This week's blogs: how to lose friends
This week our bloggers tackle Companies House, forecasting and marginal tax rates
This week our bloggers tackle Companies House, forecasting and marginal tax rates
Last month, the Business and Enterprise Committee, appointed by the House of
Commons and made up of a number of MPs, published its report on the workings of
Companies House.
A strong recommendation was made that Companies House should take steps ‘as a
matter of urgency’ to explain to the public that it cannot guarantee the
accuracy of information there. They go on to say ‘It is understandable, but
wrong, that some users of its services assume that, because CH is an agency of
government, its data can be relied upon to be authoritative. It cannot.

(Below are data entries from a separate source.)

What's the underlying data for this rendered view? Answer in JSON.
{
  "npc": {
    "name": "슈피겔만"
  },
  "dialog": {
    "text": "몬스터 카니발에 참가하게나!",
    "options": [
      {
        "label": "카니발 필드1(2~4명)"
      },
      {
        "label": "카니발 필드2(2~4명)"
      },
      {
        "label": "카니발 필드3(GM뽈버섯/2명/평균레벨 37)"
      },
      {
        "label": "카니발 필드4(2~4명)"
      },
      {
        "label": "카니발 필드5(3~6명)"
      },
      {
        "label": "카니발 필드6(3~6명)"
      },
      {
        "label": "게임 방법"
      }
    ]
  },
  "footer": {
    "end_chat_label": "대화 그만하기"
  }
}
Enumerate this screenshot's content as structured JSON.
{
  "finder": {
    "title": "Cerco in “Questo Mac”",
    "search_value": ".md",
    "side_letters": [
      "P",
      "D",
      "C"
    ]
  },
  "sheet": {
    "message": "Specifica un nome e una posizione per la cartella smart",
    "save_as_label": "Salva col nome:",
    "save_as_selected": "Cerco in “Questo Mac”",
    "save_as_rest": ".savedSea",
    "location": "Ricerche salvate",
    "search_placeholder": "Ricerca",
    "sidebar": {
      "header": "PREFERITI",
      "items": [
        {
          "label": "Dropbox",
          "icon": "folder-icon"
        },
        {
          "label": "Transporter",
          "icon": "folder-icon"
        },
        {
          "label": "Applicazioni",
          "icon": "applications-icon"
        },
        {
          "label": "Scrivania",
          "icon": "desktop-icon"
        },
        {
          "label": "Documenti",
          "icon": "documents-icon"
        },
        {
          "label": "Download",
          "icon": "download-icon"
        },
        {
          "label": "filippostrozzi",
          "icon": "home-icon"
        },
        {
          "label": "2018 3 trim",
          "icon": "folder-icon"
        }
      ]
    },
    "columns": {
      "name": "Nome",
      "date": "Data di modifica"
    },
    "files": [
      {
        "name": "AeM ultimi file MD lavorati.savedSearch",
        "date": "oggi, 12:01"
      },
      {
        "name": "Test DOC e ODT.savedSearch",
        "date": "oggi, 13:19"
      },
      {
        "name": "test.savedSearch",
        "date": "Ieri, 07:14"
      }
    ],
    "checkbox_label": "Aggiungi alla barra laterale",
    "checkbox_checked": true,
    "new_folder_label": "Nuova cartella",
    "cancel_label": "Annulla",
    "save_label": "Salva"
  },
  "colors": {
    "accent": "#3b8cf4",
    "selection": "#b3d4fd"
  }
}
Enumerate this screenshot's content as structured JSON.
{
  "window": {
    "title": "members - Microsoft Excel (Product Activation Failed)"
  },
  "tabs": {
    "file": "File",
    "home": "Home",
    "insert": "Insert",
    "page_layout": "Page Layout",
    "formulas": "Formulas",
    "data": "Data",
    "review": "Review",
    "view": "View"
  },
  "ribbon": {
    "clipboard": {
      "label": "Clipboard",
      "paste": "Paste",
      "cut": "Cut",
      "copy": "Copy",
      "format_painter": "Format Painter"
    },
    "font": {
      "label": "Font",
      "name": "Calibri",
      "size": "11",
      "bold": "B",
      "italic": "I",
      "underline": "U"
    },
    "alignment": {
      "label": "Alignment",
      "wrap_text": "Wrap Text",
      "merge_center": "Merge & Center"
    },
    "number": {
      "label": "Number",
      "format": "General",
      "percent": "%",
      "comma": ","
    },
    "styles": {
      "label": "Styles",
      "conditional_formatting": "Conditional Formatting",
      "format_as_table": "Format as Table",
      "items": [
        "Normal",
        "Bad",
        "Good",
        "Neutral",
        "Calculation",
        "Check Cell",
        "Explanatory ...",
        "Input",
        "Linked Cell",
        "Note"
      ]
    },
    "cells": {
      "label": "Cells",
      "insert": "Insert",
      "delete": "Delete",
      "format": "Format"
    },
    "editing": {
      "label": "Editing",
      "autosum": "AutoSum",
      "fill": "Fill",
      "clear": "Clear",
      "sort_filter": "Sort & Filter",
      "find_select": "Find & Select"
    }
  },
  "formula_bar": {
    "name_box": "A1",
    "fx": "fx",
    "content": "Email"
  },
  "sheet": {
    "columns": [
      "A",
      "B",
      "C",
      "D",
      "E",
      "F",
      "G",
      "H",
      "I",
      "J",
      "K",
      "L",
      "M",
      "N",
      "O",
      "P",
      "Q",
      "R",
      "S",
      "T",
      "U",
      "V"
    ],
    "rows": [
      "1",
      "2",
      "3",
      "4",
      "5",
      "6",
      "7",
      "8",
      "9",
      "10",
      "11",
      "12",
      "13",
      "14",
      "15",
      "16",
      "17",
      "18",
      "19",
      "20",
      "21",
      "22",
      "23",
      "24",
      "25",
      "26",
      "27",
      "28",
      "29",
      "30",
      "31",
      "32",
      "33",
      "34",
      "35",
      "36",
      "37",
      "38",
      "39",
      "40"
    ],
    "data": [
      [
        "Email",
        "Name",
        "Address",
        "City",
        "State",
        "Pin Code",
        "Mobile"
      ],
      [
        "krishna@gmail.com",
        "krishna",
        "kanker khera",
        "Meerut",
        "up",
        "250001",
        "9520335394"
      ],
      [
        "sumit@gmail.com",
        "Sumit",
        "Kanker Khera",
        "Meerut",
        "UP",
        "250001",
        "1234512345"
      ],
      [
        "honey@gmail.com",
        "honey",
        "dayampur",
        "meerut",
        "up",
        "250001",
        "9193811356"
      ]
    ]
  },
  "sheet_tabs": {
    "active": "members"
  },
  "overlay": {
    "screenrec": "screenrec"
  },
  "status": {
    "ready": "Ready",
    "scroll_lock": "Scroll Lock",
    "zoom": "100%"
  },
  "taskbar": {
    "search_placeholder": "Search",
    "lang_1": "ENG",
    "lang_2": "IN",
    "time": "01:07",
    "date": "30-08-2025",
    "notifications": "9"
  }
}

Fraudsters have known about this lack of validation at CH for some time now,
and have bombarded the agency with fictitious balance sheets, directorships and
registered office changes in order to fool the public and unsuspecting
suppliers.
There are several low cost credit agencies that don’t do this and literally
take Companies House data in good faith and attach a credit rating to it. Don’t
be fooled. It could cost you thousands.
Martin Williams, MD of Graydon UK
riskybusiness.accountancyage.com
I’m just listening live to a Financial Director web seminar entitled ‘Future
Shock: Creating the No Surprises Enterprise’. Up now is the ever-excellent HSBC
economist Mark Berrisford Smith.
He has been warning of the difficulties in creating accurate forecasting.
Everyone in business will agree with that. Nowhere is it harder than forecasting
exchange rates, he says.
And Berrisford Smith’s advice? ‘Give a rate, give a date, never both.’ That’s
an adage that has a wider application than just exchange rates, though it’s an
approach that, used too often round the boardroom table, will lose you friends
and influence.
Damian Wild is publisher and editor-in-chief of
Accountancy Age
accountancymatter
s.accountancyage.com
We’re going to see some quite extraordinary marginal tax rates going forward.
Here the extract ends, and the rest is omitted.